The life lessons I’ve learned from my burnout
When the weight of your workload wears you down, and you find yourself battling to catch up with your everyday responsibilities, you could be in the midst of a burnout.
I am currently trying to recover from burnout – again. And because I am spectacularly bad at being objective about myself, no one was more surprised than I when my fabulous life coach looked at me and said, “Oh dear. We’re in burnout again. You need to rest – until spring at least.”

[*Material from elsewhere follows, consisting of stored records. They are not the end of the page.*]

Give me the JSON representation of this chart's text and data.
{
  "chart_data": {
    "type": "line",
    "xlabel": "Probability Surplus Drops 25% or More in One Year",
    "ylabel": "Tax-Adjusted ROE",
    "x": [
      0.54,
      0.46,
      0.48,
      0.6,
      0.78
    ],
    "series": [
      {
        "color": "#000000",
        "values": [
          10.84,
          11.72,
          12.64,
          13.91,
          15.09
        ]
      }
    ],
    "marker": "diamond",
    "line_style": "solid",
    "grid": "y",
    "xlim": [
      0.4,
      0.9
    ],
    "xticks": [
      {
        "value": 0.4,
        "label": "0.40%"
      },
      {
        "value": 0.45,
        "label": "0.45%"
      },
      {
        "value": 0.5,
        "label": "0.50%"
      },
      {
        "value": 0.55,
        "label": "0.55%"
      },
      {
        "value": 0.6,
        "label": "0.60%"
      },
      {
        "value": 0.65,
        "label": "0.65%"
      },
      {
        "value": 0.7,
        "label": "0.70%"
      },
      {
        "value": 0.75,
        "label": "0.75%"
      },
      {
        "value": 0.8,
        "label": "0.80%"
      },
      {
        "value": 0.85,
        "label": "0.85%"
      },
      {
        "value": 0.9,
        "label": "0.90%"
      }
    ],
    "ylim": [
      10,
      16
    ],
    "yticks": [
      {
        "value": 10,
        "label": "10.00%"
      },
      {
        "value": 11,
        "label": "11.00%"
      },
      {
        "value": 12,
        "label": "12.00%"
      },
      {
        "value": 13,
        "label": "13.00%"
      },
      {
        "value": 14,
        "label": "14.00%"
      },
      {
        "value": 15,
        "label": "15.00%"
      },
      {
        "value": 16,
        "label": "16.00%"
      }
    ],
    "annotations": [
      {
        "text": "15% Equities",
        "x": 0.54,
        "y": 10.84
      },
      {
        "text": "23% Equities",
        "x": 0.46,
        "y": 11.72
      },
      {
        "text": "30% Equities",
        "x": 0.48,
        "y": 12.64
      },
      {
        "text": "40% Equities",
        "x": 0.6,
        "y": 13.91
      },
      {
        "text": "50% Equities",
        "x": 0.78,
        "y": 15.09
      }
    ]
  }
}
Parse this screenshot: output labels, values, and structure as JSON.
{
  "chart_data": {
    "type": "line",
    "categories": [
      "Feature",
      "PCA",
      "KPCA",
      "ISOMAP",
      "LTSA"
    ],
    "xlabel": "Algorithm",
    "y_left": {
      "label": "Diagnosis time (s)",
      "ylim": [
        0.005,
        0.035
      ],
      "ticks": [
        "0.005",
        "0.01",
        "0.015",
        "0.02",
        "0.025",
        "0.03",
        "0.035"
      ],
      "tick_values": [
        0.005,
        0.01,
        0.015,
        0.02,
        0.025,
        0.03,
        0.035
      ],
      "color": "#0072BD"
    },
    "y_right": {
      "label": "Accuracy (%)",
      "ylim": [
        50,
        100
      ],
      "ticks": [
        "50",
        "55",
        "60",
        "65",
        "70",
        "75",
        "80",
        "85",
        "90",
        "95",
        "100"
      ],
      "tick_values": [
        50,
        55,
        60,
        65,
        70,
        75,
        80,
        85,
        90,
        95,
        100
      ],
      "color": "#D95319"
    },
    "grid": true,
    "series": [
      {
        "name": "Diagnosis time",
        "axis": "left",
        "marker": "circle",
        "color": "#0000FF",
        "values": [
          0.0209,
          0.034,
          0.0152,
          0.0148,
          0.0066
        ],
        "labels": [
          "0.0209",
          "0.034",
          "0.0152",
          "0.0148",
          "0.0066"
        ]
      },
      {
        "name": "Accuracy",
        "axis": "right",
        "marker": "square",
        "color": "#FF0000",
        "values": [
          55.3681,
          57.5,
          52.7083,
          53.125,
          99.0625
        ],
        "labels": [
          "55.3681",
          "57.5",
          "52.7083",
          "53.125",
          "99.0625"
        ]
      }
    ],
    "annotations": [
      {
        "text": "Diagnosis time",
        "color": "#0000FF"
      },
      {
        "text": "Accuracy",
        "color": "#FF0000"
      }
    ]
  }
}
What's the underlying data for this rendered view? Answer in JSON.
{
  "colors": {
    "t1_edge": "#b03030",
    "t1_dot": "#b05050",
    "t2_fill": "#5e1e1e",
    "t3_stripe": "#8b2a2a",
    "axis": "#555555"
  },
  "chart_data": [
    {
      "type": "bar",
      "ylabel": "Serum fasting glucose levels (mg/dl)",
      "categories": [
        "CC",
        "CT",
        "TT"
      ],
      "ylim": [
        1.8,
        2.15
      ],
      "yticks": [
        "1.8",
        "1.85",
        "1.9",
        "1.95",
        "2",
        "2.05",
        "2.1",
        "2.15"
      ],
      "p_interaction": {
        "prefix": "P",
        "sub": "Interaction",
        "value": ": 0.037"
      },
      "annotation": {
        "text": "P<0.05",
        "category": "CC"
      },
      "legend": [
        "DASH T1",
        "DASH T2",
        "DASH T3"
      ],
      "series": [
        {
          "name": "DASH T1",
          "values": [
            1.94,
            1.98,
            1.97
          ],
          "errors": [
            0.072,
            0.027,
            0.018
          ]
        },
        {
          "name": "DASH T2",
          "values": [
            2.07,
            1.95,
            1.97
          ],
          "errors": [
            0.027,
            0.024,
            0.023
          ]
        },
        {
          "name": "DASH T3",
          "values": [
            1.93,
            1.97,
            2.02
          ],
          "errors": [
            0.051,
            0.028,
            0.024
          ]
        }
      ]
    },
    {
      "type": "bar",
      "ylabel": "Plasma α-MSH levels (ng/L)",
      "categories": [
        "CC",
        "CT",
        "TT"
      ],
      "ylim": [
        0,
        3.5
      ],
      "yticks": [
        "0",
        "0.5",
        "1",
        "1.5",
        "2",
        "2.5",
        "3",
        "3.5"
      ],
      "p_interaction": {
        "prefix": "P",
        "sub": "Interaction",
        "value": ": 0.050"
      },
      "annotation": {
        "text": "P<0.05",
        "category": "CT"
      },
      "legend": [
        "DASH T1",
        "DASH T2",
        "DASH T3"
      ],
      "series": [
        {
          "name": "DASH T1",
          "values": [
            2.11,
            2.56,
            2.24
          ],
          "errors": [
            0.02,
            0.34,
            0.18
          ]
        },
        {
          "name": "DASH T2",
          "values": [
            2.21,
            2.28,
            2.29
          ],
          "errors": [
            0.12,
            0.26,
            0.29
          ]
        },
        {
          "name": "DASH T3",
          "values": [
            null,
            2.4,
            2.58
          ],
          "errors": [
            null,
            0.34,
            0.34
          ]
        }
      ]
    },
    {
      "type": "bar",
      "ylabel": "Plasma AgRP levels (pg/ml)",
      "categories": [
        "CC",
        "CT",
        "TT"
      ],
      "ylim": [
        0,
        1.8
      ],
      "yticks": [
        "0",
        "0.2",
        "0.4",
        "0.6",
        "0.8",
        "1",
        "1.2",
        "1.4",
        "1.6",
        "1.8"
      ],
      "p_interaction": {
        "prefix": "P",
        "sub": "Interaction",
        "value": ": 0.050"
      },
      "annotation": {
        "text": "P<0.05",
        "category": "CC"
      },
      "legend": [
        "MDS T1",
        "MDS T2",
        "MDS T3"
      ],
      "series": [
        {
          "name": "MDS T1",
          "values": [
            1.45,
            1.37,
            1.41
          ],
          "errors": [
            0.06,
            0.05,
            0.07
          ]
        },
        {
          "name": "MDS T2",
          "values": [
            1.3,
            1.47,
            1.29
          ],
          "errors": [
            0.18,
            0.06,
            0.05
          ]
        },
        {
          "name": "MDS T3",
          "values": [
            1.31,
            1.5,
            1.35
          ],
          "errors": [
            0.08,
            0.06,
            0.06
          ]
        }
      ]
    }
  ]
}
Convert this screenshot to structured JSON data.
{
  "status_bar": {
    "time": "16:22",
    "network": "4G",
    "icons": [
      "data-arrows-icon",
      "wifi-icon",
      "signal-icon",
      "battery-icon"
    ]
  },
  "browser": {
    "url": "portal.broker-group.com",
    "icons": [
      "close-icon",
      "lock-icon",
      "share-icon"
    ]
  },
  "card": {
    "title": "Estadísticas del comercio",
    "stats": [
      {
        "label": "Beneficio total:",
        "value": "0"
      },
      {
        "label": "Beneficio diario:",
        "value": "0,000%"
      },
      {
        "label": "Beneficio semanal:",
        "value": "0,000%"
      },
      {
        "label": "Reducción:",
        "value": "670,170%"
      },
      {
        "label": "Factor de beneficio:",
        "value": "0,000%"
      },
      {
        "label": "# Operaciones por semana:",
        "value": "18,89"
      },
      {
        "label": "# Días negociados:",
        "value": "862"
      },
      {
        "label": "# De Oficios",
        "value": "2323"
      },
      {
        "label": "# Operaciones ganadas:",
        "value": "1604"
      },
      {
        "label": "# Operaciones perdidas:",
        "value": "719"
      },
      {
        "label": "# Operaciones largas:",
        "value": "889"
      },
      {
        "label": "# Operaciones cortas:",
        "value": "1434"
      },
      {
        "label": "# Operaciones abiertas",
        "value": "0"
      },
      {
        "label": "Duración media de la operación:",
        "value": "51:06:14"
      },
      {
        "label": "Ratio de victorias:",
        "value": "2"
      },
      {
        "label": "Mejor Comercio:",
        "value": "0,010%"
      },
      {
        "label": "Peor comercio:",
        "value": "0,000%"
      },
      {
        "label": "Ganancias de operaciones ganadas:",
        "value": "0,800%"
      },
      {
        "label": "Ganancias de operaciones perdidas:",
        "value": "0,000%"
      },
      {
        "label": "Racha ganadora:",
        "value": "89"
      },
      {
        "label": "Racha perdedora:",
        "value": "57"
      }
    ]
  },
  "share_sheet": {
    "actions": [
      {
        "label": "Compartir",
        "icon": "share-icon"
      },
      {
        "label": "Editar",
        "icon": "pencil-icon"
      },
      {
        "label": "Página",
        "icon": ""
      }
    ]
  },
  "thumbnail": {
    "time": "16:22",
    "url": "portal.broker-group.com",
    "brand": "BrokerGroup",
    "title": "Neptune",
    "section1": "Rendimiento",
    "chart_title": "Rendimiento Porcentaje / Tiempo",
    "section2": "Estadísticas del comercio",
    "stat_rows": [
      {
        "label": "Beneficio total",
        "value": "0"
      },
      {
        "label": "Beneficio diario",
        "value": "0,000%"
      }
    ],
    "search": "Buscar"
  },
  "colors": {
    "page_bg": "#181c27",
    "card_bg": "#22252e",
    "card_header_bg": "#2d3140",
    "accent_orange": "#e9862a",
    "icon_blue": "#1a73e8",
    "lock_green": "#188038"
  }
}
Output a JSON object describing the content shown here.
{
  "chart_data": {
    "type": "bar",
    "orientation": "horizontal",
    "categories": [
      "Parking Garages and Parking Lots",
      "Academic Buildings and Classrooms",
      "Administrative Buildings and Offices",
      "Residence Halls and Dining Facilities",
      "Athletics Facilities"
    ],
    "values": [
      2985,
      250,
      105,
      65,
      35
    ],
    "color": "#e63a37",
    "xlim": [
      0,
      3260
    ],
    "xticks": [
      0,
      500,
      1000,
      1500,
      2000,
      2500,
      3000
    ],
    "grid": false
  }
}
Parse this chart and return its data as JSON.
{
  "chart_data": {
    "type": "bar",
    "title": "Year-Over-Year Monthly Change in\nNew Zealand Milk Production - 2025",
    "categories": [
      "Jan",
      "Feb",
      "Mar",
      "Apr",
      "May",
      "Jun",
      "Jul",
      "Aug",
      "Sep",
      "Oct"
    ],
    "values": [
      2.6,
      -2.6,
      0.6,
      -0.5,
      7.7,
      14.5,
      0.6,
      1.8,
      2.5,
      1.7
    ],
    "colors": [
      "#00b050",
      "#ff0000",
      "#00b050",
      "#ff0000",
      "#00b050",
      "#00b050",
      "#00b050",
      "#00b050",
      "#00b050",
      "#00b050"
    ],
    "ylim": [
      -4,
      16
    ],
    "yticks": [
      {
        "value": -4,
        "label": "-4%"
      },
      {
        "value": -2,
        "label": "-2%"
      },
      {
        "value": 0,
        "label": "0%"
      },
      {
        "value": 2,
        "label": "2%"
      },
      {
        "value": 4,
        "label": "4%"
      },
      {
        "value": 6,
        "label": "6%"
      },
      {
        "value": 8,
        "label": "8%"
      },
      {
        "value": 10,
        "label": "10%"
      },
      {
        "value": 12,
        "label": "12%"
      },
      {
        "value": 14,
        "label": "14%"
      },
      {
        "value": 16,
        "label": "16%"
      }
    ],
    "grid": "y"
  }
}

That was in May, and while I’m doing much better than I was, every now and then the burnout bites me in the butt and makes me realise that I’m not quite past it yet – it’s a process. And in fact, with my tendency to take on far more than I should, I’ve realised I’ll pretty much always be in danger of burning out, and I have to be super careful.
But like anything difficult in life, burnout comes with lessons. Here are some of the things I continue to learn through this process.
First, learn to leave work at work. Permanent exhaustion and busyness are not to be worn like badges of honour, no matter what your workplace or boss or family might expect. And unless you’re a medical doctor, chances are your job is not a matter of life and death, and you don’t have to work after hours or when you’re sick.
I once spent six months working at an NGO, and on my first day, one of my colleagues – a very senior person in the organisation – took me aside and said: “I do not have email on my phone. And when we close on a Friday at 4.30pm I go home, and I am not available until 7.30am on Monday morning when I arrive back at the office. Because I need to be healthy.”
She had a massive workload, and you know what? She got it all done, and she had time to rest and recharge in the evenings and spend quality time with her family. When she was at work, she was focused and productive, and when she was at home, she could relax and reconnect with herself and others.
You see, avoiding burnout is all about setting boundaries – for yourself as well as others. It’s about not saying ‘yes’ when you should be saying ‘no’. It’s about knowing what you are required to do – and only doing that – and allowing other people to find their own way to discharge their responsibilities.
I think a lot of people who burn out are the people who think only they can do something properly, or they need to help everyone around them who needs help, or they know how to do that best … basically, we’re know-it-alls in self-allocated Super(wo)man capes.
And that’s detrimental both to other people and to you. It’s detrimental to you because you try to do too much in a day, and there are limits to what even you can do. Sorry to break it to you, but you are a mere human being. It’s also harmful to those you are ‘helping’ because you disempower them. People might do things wrong, but mistakes are how we learn, and you have to give them a shot at making their own mistakes.
I personally had to learn that I don’t have to be the perfect mother and partner and friend and daughter. That it’s okay to stuff up. That it’s okay to have a meltdown every now and then. That it’s okay to get under the duvet at 5pm for a good sob and let the children make cheese on toast for their dinner. Everyone will survive, and tomorrow will be better.
In fact, parents, it’s really good for your children to see that you can be vulnerable and have a bad day too – in fact, I think it’s essential for the development of their own emotional intelligence. An older and wiser friend of mine, who has three well-adjusted children, often reminds me that you have to let your children down sometimes.
And finally, the most important lesson is this: rest is essential – for everyone. No-one is immune to that very basic human need to rest and recharge. Sleep is not a nice-to-have – you really do need about seven hours to function properly, and sleeping only between 3.30am and 5am, as I was doing far too often, is just not sustainable. And in fact, if you get enough sleep, you get more done in your waking hours because you can focus, and your neurons are all firing properly.
My new mantra is ‘extreme self-care’. I don’t always get it right, but when I do, I’m happier, healthier, and more productive, and when life throws me a curveball, I can pretty much take it in my stride. And with any luck, extreme self-care will help to keep burnout far, far away from me in the future.